Thursday 25 June 2015
6:00pm – 7:00pm
Poetry Reading: One More Civil Gesture — with C. E. J. Simons
Drinks reception: 7:00pm – 8:00pm
13/14 Cornwall Terrace (Outer Circle), London NW1 4QP
Organised by The Daiwa Anglo-Japanese Foundation
By C. E. J. (Christopher) Simons
Published by Isobar Press
The poems in One More Civil Gesture, the first full collection of poetry by C. E. J. Simons, were written in Japan, where he has lived since 2006. The book contains poems inspired by Japan, and also by frequent travel in Burma, China and Mongolia. Other poems in the book have been influenced by the literature and landscapes of Britain and Canada, Simons’ native countries. Poems in the collection frequently take their subjects from singularities of nature and art – things that are wonderful not because they are unusual or rare, but because they deserve wonder: animal life; the seasons; family; myth; well-known Shakespeare plays.
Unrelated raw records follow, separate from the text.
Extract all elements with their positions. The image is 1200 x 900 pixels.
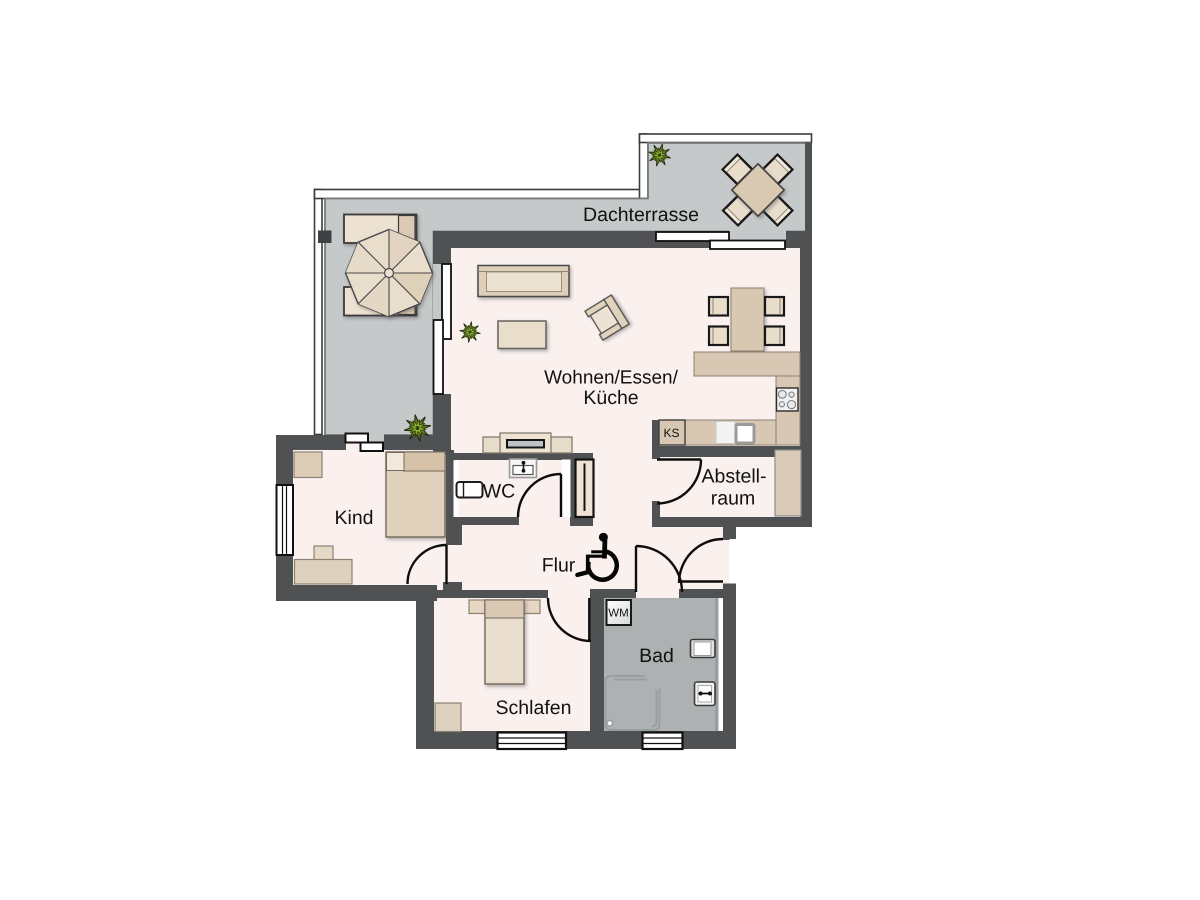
svg-text:WM: WM [608, 608, 628, 620]
svg-text:Flur: Flur [542, 555, 576, 577]
svg-text:Schlafen: Schlafen [496, 697, 572, 719]
svg-text:Dachterrasse: Dachterrasse [583, 204, 699, 226]
svg-text:Küche: Küche [583, 387, 638, 409]
svg-text:Abstell-: Abstell- [701, 466, 766, 488]
svg-text:Wohnen/Essen/: Wohnen/Essen/ [544, 368, 679, 389]
svg-text:WC: WC [483, 481, 516, 503]
svg-text:Kind: Kind [334, 507, 373, 529]
svg-text:Bad: Bad [639, 645, 674, 667]
svg-text:KS: KS [663, 426, 679, 440]
svg-text:raum: raum [711, 488, 755, 510]
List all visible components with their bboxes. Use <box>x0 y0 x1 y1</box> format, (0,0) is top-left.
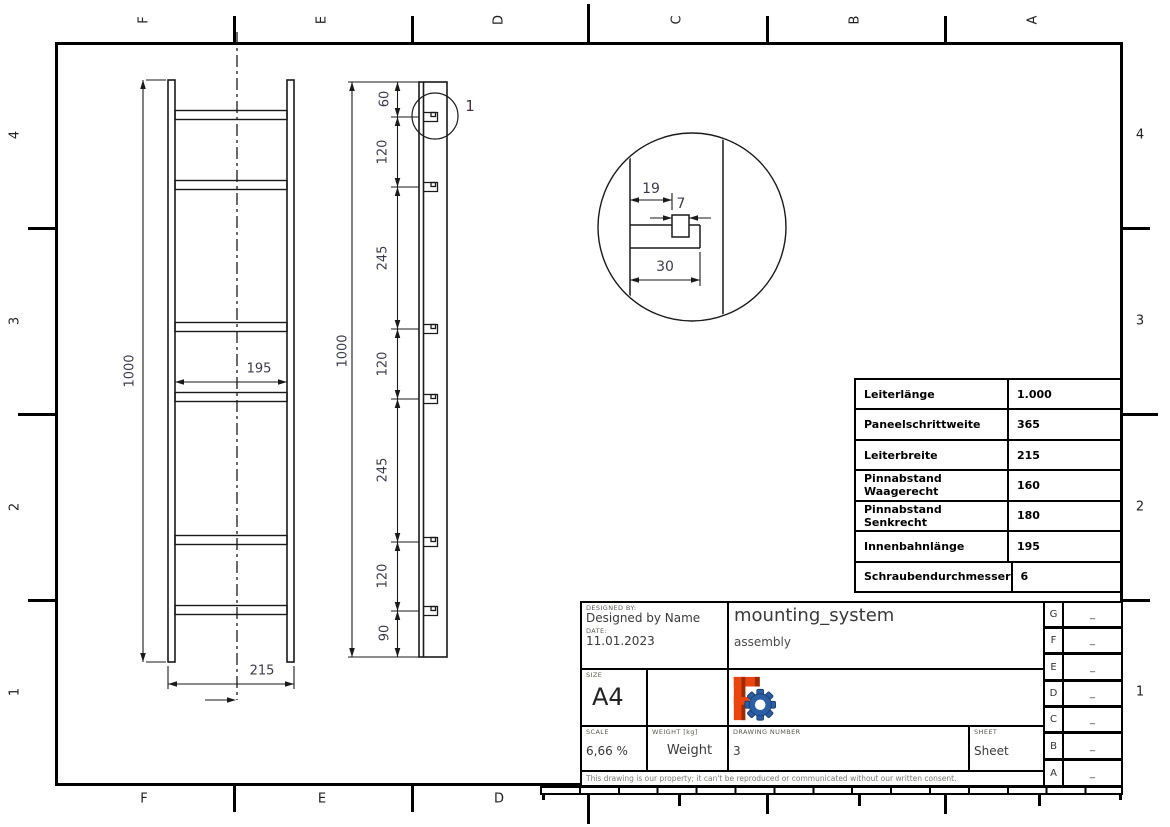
spec-value: 160 <box>1009 471 1120 499</box>
size-label: SIZE <box>582 670 646 679</box>
dim-detail-offset: 19 <box>640 182 662 196</box>
frame-tick <box>1123 413 1158 416</box>
dim-side-seg-245: 245 <box>377 244 390 273</box>
spec-table: Leiterlänge1.000 Paneelschrittweite365 L… <box>854 378 1122 593</box>
grid-label-top: E <box>315 16 330 24</box>
scale-value: 6,66 % <box>582 736 646 759</box>
frame-tick <box>28 599 55 602</box>
dim-front-height: 1000 <box>124 352 137 389</box>
grid-label-left: 1 <box>8 688 23 696</box>
grid-label-left: 2 <box>8 503 23 511</box>
titleblock-designer-cell: DESIGNED BY: Designed by Name DATE: 11.0… <box>580 601 729 670</box>
spec-label: Pinnabstand Waagerecht <box>856 471 1009 499</box>
revision-value: _ <box>1062 759 1123 787</box>
spec-value: 180 <box>1009 502 1120 530</box>
scale-ruler <box>540 786 1123 795</box>
dim-front-outer-width: 215 <box>248 665 277 678</box>
disclaimer-text: This drawing is our property; it can't b… <box>582 774 956 783</box>
titleblock-size-cell: SIZE A4 <box>580 668 648 727</box>
frame-tick <box>587 4 590 42</box>
table-row: Pinnabstand Senkrecht180 <box>856 502 1120 532</box>
dim-side-seg-60: 60 <box>379 89 392 110</box>
titleblock-weight-cell: WEIGHT [kg] Weight <box>646 725 729 772</box>
grid-label-right: 4 <box>1136 128 1144 143</box>
scale-label: SCALE <box>582 727 646 736</box>
revision-value: _ <box>1062 627 1123 654</box>
dim-side-seg-120: 120 <box>377 138 390 167</box>
revision-letter: F <box>1043 627 1064 654</box>
grid-label-bottom: F <box>140 792 147 807</box>
date-value: 11.01.2023 <box>582 635 727 649</box>
table-row: Schraubendurchmesser6 <box>856 563 1120 591</box>
frame-tick <box>233 786 236 812</box>
dim-side-seg-90: 90 <box>379 623 392 644</box>
spec-value: 1.000 <box>1009 380 1120 408</box>
titleblock-disclaimer-cell: This drawing is our property; it can't b… <box>580 770 1045 787</box>
revision-letter: E <box>1043 653 1064 681</box>
revision-value: _ <box>1062 680 1123 707</box>
titleblock-sheet-cell: SHEET Sheet <box>968 725 1045 772</box>
spec-value: 365 <box>1009 410 1120 438</box>
spec-label: Schraubendurchmesser <box>856 563 1013 591</box>
grid-label-left: 4 <box>8 131 23 139</box>
grid-label-bottom: E <box>318 792 326 807</box>
sheet-label: SHEET <box>970 727 1043 736</box>
titleblock-logo-cell <box>727 668 1045 727</box>
grid-label-right: 3 <box>1136 314 1144 329</box>
titleblock-drawing-number-cell: DRAWING NUMBER 3 <box>727 725 970 772</box>
frame-tick <box>411 16 414 42</box>
revision-value: _ <box>1062 706 1123 733</box>
table-row: Innenbahnlänge195 <box>856 532 1120 562</box>
weight-value: Weight <box>648 736 727 759</box>
frame-tick <box>1123 599 1150 602</box>
revision-letter: D <box>1043 680 1064 707</box>
grid-label-bottom: D <box>494 792 504 807</box>
spec-value: 195 <box>1009 532 1120 560</box>
frame-tick <box>766 16 769 42</box>
titleblock-empty-cell <box>646 668 729 727</box>
weight-label: WEIGHT [kg] <box>648 727 727 736</box>
table-row: Leiterlänge1.000 <box>856 380 1120 410</box>
detail-callout-label: 1 <box>465 97 475 115</box>
grid-label-top: D <box>492 15 507 25</box>
sheet-value: Sheet <box>970 736 1043 759</box>
grid-label-right: 2 <box>1136 500 1144 515</box>
dim-side-seg-120b: 120 <box>377 350 390 379</box>
revision-letter: B <box>1043 732 1064 760</box>
drawing-title: mounting_system <box>729 603 1043 626</box>
spec-label: Leiterbreite <box>856 441 1009 469</box>
table-row: Pinnabstand Waagerecht160 <box>856 471 1120 501</box>
spec-value: 215 <box>1009 441 1120 469</box>
spec-label: Leiterlänge <box>856 380 1009 408</box>
revision-letter: G <box>1043 601 1064 628</box>
revision-value: _ <box>1062 732 1123 760</box>
grid-label-top: A <box>1026 16 1041 25</box>
table-row: Paneelschrittweite365 <box>856 410 1120 440</box>
size-value: A4 <box>582 679 646 711</box>
revision-letter: C <box>1043 706 1064 733</box>
frame-tick <box>28 227 55 230</box>
revision-value: _ <box>1062 601 1123 628</box>
dim-side-height: 1000 <box>337 332 350 369</box>
titleblock-scale-cell: SCALE 6,66 % <box>580 725 648 772</box>
frame-tick <box>233 16 236 42</box>
grid-label-top: F <box>137 16 152 23</box>
dim-side-seg-120c: 120 <box>377 562 390 591</box>
grid-label-top: C <box>670 15 685 24</box>
dim-detail-pin-width: 7 <box>675 197 688 211</box>
frame-tick <box>1123 227 1150 230</box>
spec-label: Innenbahnlänge <box>856 532 1009 560</box>
revision-value: _ <box>1062 653 1123 681</box>
freecad-logo-icon <box>729 674 777 724</box>
table-row: Leiterbreite215 <box>856 441 1120 471</box>
frame-tick <box>944 16 947 42</box>
dim-detail-tab-width: 30 <box>654 260 676 274</box>
grid-label-right: 1 <box>1136 685 1144 700</box>
designed-by-value: Designed by Name <box>582 612 727 626</box>
dim-side-seg-245b: 245 <box>377 456 390 485</box>
grid-label-left: 3 <box>8 317 23 325</box>
titleblock-title-cell: mounting_system assembly <box>727 601 1045 670</box>
drawing-number-label: DRAWING NUMBER <box>729 727 968 736</box>
spec-value: 6 <box>1013 563 1120 591</box>
cad-drawing-page: { "drawing_frame": { "top_labels": ["F",… <box>0 0 1170 827</box>
grid-label-top: B <box>848 16 863 25</box>
frame-tick <box>411 786 414 812</box>
drawing-number-value: 3 <box>729 736 968 759</box>
revision-letter: A <box>1043 759 1064 787</box>
drawing-subtitle: assembly <box>729 626 1043 649</box>
dim-front-inner-width: 195 <box>245 363 274 376</box>
frame-tick <box>18 413 55 416</box>
spec-label: Pinnabstand Senkrecht <box>856 502 1009 530</box>
spec-label: Paneelschrittweite <box>856 410 1009 438</box>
The gestures of these poems are ‘civil’ in two senses: in their bold and exciting use of inherited forms, whether Western or Japanese; and in their aspiration to eschew self-expression in search of representations of the human capacity to engage with the other – to be civilised through immersion in the unknown.
Professor Simons read from the new book and discuss the capabilities and challenges of contemporary formal verse poetry, including the use of verse forms inherited from English and Japanese literature. Simons also read some work from his other books, and from the works of poets who have influenced the development of the poems in the book—poets such as Shakespeare, Keats, W. B. Yeats, Elizabeth Bishop, and Paul Muldoon.
About the contributors

C. E. J. (Christopher) Simons
C. E. J. (Christopher) Simons is Senior Associate Professor of British Literature at International Christian University (ICU), Tokyo. He holds a DPhil in British Romanticism from Lincoln College, Oxford, and in 2003 he held the Harper-Wood Studentship in Creative Writing at St John’s College Cambridge. He has published on Wordsworth, Shakespeare, Yeats, Emily Dickinson, and Sylvia Plath, most recently contributing a chapter to the Oxford Handbook of William Wordsworth (Oxford University Press, 2015). He has previously published two poetry pamphlets with wordwolf press: Progress Bar (2010) and No Distinguishing Features (2011). His poems have won prizes in major UK competitions, including the Cardiff International Poetry Competition and the Wigtown Competition. His criticism and poetry have appeared in publications including the Independent, Isis, Magma, Oxford Poetry, PN Review, and The Times Literary Supplement.